Question

The conversion of oxygen to ozone occurs to the extent of $15\% $ the mass of ozone that can be prepared from the 67.2 L if oxygen at 1 atm and 273 K will be:
A) 14.4gm
B) 96gm
C) 640gm
D) 64gm

Answer 1

Hint: Remember that 1 mole of any compound will occupy a volume of 22.4 L at Standard Temperature and pressure conditions. The conditions for STP are 273K and 1 atm, only then 1 mole will occupy 22.4 L of volume.

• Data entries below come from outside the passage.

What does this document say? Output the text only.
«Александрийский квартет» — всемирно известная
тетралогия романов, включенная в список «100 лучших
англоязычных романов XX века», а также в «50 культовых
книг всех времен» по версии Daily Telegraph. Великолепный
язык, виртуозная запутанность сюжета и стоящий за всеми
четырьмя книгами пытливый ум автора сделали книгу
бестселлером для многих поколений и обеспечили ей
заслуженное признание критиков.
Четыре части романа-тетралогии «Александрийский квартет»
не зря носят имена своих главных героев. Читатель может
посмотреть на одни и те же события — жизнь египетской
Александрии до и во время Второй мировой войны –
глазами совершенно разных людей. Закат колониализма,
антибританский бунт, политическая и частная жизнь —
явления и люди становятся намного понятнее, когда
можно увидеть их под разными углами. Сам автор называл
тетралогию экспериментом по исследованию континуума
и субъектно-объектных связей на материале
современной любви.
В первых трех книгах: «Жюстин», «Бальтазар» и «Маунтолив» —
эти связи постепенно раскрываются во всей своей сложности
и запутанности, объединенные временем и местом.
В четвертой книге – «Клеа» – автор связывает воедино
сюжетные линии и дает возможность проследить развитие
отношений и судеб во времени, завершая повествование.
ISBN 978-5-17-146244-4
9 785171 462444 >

Complete answer: The balanced chemical equation of the conversion of Oxygen to Ozone can be given as:
$3{O_2} \to 2{O_3}$
Which means that 3 moles of dioxygen will produce 2 moles of Ozone.
To find the no. of moles of oxygen given to us we will divide the given volume by 22.4 L
$moles({O_2}) = \dfrac{{Volume}}{{22.4}} = \dfrac{{67.2}}{{22.4}} = 3mol$of dioxygen
Hence, we have been given 3 moles of oxygen which is required for the complete conversion of oxygen to ozone. The condition of 3 moles of dioxygen will produce 2 moles of Ozone is satisfied if the reaction has 100% efficiency. But here we are given that the reaction occurs to about 15% only.
${O_3}$ produced = 2 moles (for 100% efficiency)
${O_3}$ produced = $2 \times \dfrac{{15}}{{100}}mol = 0.3mol$ (for 15% efficiency)
To find the amount of ${O_3}$ in grams, we’ll use the formula: $mass = moles \times {M_{{O_3}}}$
(Consider that the molar mass of ozone is 48g/mol)
The mass of ozone that can be prepared $ = 0.3 \times 48 = 14.4g$
The correct answer is Option (A).

Note:
The alternative approach to the problem can be:
3 moles of dioxygen will produce 2 moles of Ozone
i.e. $3 \times 22.4$L of Oxygen will produce $2 \times 22.4L$ of Ozone. Given that the reaction has 15% efficiency, 67.2L of Oxygen will give: $67.2 \times \dfrac{{15}}{{100}} \times \dfrac{2}{3} = 6.72L$ of ozone.
Mass of 22.4 L of ozone will be 48g then mass of 6.72 L of ozone will be: $\dfrac{{48}}{{22.4}} \times 6.72 = 14.4g$